On Monday, August 29, 2005, at 6:10 a.m., Hurricane Katrina made landfall at Buras, Louisiana ... But the greatest destruction to New Orleans, and the great loss of life, did not come directly from the storm.” So begins Georgetown University Associate Dean Bernie Cook in his book “Flood of Images: Media, Memory, and Hurricane Katrina.”

At the 10th anniversary of America’s costliest natural disaster, Katrina is remembered for leaving more 1,000 dead in the New Orleans area, flooding 80 percent of the City of New Orleans and captivating us with scenes of desperation and desolation. Yet there is even more to it than that: this great deluge would prove a breach of faith.

Last week, in his serene and simple office on the main campus of Georgetown University, Cook seemed worlds from the sorrow, damage and death that was Hurricane Katrina 10 years ago this month.

“Most remember Katrina from the TV news,” Cook says. “Ninety-nine percent saw it as a media event.” Finger-pointing began as soon as the storm hit — the levees breaking, government disorganization, press misinformation. He dismisses the blame game with a wave: “Everyone is culpable ... at every level, people were squabbling.”

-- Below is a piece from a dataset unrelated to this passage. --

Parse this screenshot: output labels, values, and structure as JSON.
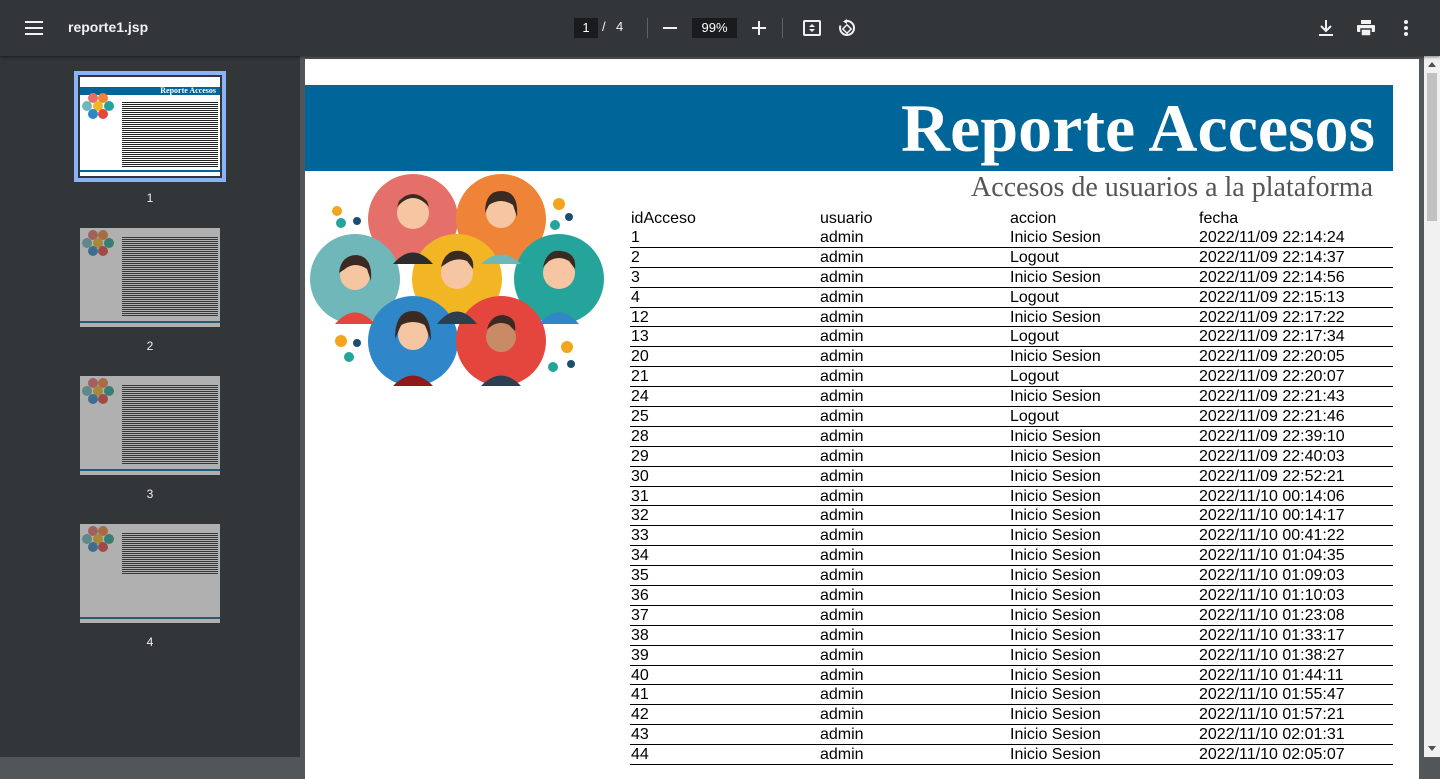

Cook sees his book as offering “both analyses and intervention into the remembering and forgetting of Katrina and the flooding of New Orleans.”

The event and its stories hit the professor — an associate dean of Georgetown College and its director of film and media studies — on many levels. He is a native of New Orleans, he went to the Jesuit High School of New Orleans and his father is a retired professor at Loyola University. To complete the circle, Cook has a blog and has produced short films on social justice.

“Flood of Images” focuses first on CNN, Fox News and NBC News. Cook shows how TV news reporting can be pre-produced, as it were — pro-filmic or pro-televisual — ready for the latest information to be sent through its standard template. The TV crews went to the easiest places 10 years ago, the Business District and the French Quarter, neither of which were seriously flooded. “They followed their playbook at first, and then they saw the Ninth Ward,” he says. Cook cites the work of Martin Savidge, Shepard Smith and Brian Williams — when it worked and when it was hyperbole or just plain wrong. He points out how correspondents might dress as if they were survivors, then simply return to their luxury hotel rooms. He repeats the phrase: “This is not Iraq. This is not Somalia. This is home.” America could not believe how bad things had gotten after the storm left and moved north.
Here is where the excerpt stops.